The stream had emerged from as well entered the arena in the days when it ran, though its volume was reduced somewhere within and its bed here a mere gravelly hollow over which the thicket threw a bridge. Paul took a deep breath and ducked under the green eaves. He was well aware that, if the arena was some kind of killing-ground, entering it from an unexpected angle would give him only the most transient of advantages, but he could find no other features to exploit. He could have evaded confrontation for a while longer in the forest but saw no benefit in gaining only time. His mind carefully void of expectation, he entered the green arena.
It was a cactus garden, bright with flower. Flame and scarlet crowns decked the great fleshy plants, horny and thorny and pale as phosphorous, towering twice the height of a tall man against the hard blue sky. The fire-coloured flowers and the electrolytic sky were an assault to the shadow-trained eye. The naked, barbed plants silently looming breathed an air of impersonal malice: aloof, alien, extravagantly beautiful, inexplicably but unmistakably violent.
As his eyes adjusted to the glare and the half-forgotten colours, Paul moved diagonally into the garden, cat-careful, alert for any sound or movement. There was none. No-one advanced to meet him. The tension increased until like a st
retched string it snapped in anticlimax and he was reduced to calling for attention. “Shah? Surgeon? Anyone?”
There was no reply. Paul loosed the last of his pent breath in expletives and turned his attention on the improbable plants, wandering among them, trying to make sense of their presence as an enclave in the heart of temperate forest. He saw them as a kind of granulating flesh filling in a gaping wound, inflicted at a time and in a way that no-one now on Mithras, with the possible exception of the Drones, could know. They were decades old – perhaps a few, perhaps many.

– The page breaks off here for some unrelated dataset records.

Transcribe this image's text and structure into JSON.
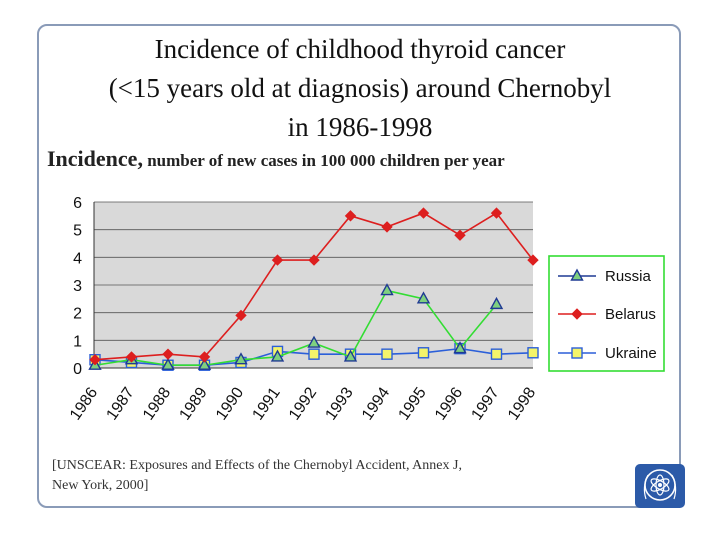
{
  "title_lines": [
    "Incidence of childhood thyroid cancer",
    "(<15 years old at diagnosis) around Chernobyl",
    "in 1986-1998"
  ],
  "subtitle": {
    "main": "Incidence,",
    "rest": " number of new cases in 100 000 children per year"
  },
  "citation": {
    "line1": "[UNSCEAR: Exposures and Effects of the Chernobyl Accident, Annex J,",
    "line2": "New York, 2000]"
  },
  "logo": {
    "icon": "un-atom-emblem-icon"
  },
  "chart_data": {
    "type": "line",
    "title": "Incidence of childhood thyroid cancer (<15 years old at diagnosis) around Chernobyl in 1986-1998",
    "ylabel": "Incidence, number of new cases in 100 000 children per year",
    "xlabel": "",
    "categories": [
      "1986",
      "1987",
      "1988",
      "1989",
      "1990",
      "1991",
      "1992",
      "1993",
      "1994",
      "1995",
      "1996",
      "1997",
      "1998"
    ],
    "ylim": [
      0,
      6
    ],
    "yticks": [
      "0",
      "1",
      "2",
      "3",
      "4",
      "5",
      "6"
    ],
    "grid": true,
    "legend_position": "right",
    "series": [
      {
        "name": "Russia",
        "color": "#1f3a93",
        "marker": "triangle",
        "segment_color": "#33dd33",
        "values": [
          0.1,
          0.3,
          0.1,
          0.1,
          0.3,
          0.4,
          0.9,
          0.4,
          2.8,
          2.5,
          0.7,
          2.3,
          null
        ]
      },
      {
        "name": "Belarus",
        "color": "#dd1f1f",
        "marker": "diamond",
        "values": [
          0.3,
          0.4,
          0.5,
          0.4,
          1.9,
          3.9,
          3.9,
          5.5,
          5.1,
          5.6,
          4.8,
          5.6,
          3.9
        ]
      },
      {
        "name": "Ukraine",
        "color": "#2b5fd9",
        "marker": "square",
        "marker_fill": "#f4f46a",
        "values": [
          0.3,
          0.2,
          0.1,
          0.1,
          0.2,
          0.6,
          0.5,
          0.5,
          0.5,
          0.55,
          0.7,
          0.5,
          0.55
        ]
      }
    ]
  }
}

His foot snagged in the tangled undergrowth of roots and suckers and would not come free. In mild irritation he tugged at it. Then a sudden access of alarm turned him cold and, without stopping to work out why, he bent swiftly and threw the latches on his boot and dragged his foot free. As he did so the woody snare tightened spastically, crushing the strong leather with a force that would have broken his ankle.
Even as he strove to recover his balance he felt, with surging fear and the peculiar horror of familiar things turned vicious, the very ground beneath him come alive with snapping tendrils lithe as snakes that lashed at his legs and caught his wrists as he fought them. He kept his feet under the kraken assault for perhaps half a minute then, hung about with vines like a forgotten statue, was dragged crashing down. The agile roots swarmed eel-like over him, binding his limbs immovably to the writhing ground, but he did not yell until slow dark shadows eclipsing the bright sun distracted his frantic attention from his pinioned arms and, blinking the sweat of panic from his eyes, he saw the great looming shape of the cactus bending over him.
Chapter Three
Shah dreamed Paul’s dream. Alone under a tree, bundled in a blanket, her body twitched and muttered fitfully while her soul bathed in clear sun in another country. In her eyes his dream, too, was clear, shrived of the mystery that had imbued that night in the Hive, but no less horrible. The looming shapes that savaged and fed on him were trees – the thongs that held him their mobile roots, the knives that stabbed him avid cactus spines – and in the dream she was one of them. Most horrible of all was the pleasure and the sense of aptness she imbibed with his blood.